I want to organize a confusion matrix with this data; In which those columns 2 and 3 that contain 1 and 1 are considered "TP" (true positive), those columns 2 and 3 that contain 0 and 0 are considered "TN" (true negative), those columns 2 that have a 1 and column 3 that have a 0 are considered "FP" (false positive) and those column 2 that have a 0 and column 3 that have a 1 are considered "FN" (false negative).
Considering the above data the result would be as follows
TP 2
TN 3
FN 1
FP 2
Is there a grep that can help me to achieve this result?
Thank you very much!
No, there isn't: grep is for filtering lines according to some rules, usually a regexp. What grep can do is: return all lines which exhibit a certain pattern. What grep cannot do: summarize content.

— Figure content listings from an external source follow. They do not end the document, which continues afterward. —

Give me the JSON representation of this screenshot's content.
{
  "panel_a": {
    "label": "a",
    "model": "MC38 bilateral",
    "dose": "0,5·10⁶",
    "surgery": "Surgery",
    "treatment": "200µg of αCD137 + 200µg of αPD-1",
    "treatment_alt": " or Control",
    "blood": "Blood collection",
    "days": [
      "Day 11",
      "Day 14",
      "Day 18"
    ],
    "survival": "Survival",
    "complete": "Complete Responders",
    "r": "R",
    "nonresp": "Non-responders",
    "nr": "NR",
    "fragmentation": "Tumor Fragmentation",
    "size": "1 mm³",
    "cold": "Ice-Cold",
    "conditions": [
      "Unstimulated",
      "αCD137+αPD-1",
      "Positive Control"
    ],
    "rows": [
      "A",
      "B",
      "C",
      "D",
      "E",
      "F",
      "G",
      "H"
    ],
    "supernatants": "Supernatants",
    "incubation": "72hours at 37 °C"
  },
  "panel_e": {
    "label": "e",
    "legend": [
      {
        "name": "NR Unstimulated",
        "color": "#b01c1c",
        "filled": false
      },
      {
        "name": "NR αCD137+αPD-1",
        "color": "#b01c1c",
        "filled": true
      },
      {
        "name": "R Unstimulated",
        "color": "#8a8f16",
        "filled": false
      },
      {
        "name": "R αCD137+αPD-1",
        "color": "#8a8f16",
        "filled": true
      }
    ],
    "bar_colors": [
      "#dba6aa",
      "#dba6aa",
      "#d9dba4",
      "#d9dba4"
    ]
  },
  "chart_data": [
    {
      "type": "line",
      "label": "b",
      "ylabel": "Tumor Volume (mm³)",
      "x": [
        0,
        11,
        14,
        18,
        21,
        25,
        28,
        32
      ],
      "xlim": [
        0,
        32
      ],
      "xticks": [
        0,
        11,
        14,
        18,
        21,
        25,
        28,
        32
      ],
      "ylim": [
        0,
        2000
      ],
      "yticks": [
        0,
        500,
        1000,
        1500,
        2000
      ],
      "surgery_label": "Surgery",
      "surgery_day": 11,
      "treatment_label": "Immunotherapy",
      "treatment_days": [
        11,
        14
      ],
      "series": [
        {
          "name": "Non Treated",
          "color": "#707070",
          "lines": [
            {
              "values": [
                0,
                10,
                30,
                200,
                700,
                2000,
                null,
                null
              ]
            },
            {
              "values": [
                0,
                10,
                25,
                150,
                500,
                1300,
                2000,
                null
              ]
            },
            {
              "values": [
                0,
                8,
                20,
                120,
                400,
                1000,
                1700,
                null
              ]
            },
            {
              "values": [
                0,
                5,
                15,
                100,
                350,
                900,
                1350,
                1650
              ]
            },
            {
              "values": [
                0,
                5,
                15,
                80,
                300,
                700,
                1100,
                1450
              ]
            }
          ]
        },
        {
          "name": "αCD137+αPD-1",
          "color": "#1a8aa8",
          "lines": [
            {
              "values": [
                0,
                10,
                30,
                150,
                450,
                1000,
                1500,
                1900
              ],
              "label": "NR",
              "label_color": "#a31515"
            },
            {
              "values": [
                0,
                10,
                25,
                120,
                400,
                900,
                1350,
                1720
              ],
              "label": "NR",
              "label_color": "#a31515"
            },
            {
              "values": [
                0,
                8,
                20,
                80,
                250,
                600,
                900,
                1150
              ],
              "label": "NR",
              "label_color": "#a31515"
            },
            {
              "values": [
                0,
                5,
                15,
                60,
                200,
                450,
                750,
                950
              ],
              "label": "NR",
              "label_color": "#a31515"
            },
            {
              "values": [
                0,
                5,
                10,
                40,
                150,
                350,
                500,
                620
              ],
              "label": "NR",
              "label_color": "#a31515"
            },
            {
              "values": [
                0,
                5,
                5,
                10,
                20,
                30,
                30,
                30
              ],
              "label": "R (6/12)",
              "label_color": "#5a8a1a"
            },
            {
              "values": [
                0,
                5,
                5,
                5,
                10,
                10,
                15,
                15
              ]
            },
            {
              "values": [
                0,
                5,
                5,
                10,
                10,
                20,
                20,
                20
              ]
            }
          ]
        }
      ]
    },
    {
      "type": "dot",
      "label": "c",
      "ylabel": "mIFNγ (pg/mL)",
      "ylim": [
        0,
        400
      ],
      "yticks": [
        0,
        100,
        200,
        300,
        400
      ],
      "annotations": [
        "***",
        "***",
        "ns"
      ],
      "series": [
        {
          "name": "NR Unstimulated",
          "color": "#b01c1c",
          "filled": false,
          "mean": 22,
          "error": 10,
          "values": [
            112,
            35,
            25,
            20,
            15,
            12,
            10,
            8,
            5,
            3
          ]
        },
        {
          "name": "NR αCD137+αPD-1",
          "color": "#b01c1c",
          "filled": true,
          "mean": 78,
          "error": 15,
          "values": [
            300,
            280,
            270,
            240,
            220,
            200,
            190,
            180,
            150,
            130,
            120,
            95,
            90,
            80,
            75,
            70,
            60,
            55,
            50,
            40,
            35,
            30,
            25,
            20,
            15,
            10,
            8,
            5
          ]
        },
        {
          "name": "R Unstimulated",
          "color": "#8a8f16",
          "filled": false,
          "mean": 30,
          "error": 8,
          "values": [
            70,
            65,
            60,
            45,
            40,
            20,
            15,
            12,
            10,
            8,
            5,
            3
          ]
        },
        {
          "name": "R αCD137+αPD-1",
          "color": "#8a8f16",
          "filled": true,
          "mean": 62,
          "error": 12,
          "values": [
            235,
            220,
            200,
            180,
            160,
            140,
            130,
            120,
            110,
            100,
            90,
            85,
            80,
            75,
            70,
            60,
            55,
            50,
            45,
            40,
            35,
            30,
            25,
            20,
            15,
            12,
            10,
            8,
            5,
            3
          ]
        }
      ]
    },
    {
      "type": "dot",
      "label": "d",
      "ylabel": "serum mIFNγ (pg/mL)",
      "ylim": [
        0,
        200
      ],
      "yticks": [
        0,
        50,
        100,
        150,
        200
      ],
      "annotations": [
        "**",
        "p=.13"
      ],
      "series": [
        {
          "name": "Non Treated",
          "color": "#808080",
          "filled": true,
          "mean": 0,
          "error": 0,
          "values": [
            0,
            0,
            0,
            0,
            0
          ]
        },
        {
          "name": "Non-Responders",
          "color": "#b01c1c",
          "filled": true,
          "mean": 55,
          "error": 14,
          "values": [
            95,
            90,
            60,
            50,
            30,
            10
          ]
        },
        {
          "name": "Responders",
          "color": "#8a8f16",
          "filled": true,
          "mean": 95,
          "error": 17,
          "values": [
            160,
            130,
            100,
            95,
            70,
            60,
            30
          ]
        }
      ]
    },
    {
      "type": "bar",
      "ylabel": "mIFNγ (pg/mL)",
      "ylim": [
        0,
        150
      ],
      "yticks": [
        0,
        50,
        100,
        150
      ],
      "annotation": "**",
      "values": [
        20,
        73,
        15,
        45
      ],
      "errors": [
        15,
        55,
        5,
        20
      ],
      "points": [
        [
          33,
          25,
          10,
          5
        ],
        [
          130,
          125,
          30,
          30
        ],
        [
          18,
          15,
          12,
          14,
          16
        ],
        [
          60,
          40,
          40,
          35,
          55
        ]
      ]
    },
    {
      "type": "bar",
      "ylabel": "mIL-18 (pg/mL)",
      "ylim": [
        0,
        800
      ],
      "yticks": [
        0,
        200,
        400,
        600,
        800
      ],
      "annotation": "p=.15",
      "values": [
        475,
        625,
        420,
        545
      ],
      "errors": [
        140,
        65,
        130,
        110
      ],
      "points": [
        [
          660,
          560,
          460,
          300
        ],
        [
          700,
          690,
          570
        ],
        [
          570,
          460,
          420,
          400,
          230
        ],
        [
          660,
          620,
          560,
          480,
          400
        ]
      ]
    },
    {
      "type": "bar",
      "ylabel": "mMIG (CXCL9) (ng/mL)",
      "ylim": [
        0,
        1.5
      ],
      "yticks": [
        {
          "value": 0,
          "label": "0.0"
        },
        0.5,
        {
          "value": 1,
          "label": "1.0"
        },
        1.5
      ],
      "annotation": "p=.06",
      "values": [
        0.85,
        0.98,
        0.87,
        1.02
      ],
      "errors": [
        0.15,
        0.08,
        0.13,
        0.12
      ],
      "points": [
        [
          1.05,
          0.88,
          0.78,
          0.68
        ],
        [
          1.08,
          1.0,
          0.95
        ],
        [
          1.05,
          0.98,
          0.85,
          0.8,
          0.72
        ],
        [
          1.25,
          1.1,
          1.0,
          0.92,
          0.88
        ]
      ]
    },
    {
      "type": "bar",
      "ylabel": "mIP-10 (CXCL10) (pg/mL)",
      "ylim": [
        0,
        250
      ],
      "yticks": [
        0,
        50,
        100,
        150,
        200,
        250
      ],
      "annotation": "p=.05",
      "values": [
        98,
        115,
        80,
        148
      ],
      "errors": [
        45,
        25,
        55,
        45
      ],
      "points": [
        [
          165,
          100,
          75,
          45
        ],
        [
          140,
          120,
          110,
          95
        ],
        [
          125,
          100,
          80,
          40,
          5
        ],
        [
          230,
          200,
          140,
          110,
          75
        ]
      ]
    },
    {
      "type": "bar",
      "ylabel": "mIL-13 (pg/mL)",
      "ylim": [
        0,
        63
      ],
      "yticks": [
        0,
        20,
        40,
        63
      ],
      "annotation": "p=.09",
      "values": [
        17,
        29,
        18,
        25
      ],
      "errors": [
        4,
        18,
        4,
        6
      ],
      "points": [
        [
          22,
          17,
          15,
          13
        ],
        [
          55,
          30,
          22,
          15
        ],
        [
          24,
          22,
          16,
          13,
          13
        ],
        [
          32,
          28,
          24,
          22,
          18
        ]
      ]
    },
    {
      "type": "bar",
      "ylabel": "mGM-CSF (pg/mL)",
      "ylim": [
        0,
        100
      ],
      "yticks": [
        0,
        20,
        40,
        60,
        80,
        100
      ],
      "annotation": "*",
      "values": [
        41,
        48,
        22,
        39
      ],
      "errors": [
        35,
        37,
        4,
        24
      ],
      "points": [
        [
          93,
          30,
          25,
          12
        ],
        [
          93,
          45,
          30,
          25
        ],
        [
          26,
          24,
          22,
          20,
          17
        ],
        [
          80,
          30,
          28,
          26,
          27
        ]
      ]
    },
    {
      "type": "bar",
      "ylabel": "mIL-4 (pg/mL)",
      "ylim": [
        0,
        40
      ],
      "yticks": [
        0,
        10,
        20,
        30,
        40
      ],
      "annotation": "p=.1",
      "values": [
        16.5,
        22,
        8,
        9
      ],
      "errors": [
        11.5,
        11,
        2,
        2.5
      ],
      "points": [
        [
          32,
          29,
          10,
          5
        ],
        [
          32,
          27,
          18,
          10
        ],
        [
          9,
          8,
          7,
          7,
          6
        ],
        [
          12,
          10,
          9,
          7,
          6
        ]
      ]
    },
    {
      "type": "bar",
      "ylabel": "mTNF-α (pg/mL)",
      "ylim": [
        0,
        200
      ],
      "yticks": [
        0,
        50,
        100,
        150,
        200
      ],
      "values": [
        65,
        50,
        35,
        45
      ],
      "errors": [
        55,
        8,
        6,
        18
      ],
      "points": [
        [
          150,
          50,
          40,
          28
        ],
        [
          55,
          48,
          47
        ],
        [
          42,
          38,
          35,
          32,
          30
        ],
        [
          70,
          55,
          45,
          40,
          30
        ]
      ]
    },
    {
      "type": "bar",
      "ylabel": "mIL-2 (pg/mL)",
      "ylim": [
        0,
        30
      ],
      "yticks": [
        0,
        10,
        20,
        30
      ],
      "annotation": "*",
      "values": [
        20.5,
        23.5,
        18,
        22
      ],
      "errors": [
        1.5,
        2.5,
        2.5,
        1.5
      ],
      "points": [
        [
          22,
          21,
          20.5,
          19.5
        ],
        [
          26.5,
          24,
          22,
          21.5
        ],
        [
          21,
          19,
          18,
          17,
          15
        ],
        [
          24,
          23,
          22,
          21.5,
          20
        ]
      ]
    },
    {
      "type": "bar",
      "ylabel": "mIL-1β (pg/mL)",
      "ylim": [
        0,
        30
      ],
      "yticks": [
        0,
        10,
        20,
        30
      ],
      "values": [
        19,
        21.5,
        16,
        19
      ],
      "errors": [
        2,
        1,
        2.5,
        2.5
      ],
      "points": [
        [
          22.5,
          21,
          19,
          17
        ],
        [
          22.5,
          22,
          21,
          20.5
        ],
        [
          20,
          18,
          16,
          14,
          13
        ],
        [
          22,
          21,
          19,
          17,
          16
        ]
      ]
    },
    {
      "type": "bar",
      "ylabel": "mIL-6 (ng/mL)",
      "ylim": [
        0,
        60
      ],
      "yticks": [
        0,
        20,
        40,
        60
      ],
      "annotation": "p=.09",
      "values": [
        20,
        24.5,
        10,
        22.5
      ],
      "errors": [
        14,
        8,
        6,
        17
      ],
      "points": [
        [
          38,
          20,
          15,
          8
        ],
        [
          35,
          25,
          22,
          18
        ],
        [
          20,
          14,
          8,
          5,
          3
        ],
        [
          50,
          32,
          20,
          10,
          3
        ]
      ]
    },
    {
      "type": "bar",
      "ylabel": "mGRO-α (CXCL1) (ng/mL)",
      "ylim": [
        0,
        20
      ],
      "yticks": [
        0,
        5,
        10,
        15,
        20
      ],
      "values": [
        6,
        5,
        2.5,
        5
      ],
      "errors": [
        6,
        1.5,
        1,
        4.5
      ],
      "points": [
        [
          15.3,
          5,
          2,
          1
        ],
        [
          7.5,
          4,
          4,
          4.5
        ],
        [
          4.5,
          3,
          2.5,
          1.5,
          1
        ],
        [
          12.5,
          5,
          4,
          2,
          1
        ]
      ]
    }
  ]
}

Fortunately there are other means of text processing which can indeed deliver what you want (replace <t> with a literal tab in the following). Notice that the script is "barebone", no effort is spent on runtime security, error detection, etc., ...):
#! /bin/ksh
typeset -i iTP=0
typeset -i iTN=0
typeset -i iFP=0
typeset -i iFN=0
typeset chTitle=""
typeset -i iPred=0
typeset -i iReal=0
typeset fIn="/path/to/your/input.file"
while IFS='<t>' read chTitle iPred iReal ; do
if [ $iPred -eq 0 ] ; then
if [ $iReal -eq 0 ] ; then
(( iTN += 1 ))
else
(( iFN += 1 ))
fi
else
if [ $iReal -eq 0 ] ; then
(( iFP += 1 ))
else
(( iTP += 1 ))
fi
fi
done < "$fIn"
print - "True Positives : $iTP"
print - "True Negatives : $iTN"
print - "False Positives: $iFP"
print - "False Negatives: $iFN"
exit 0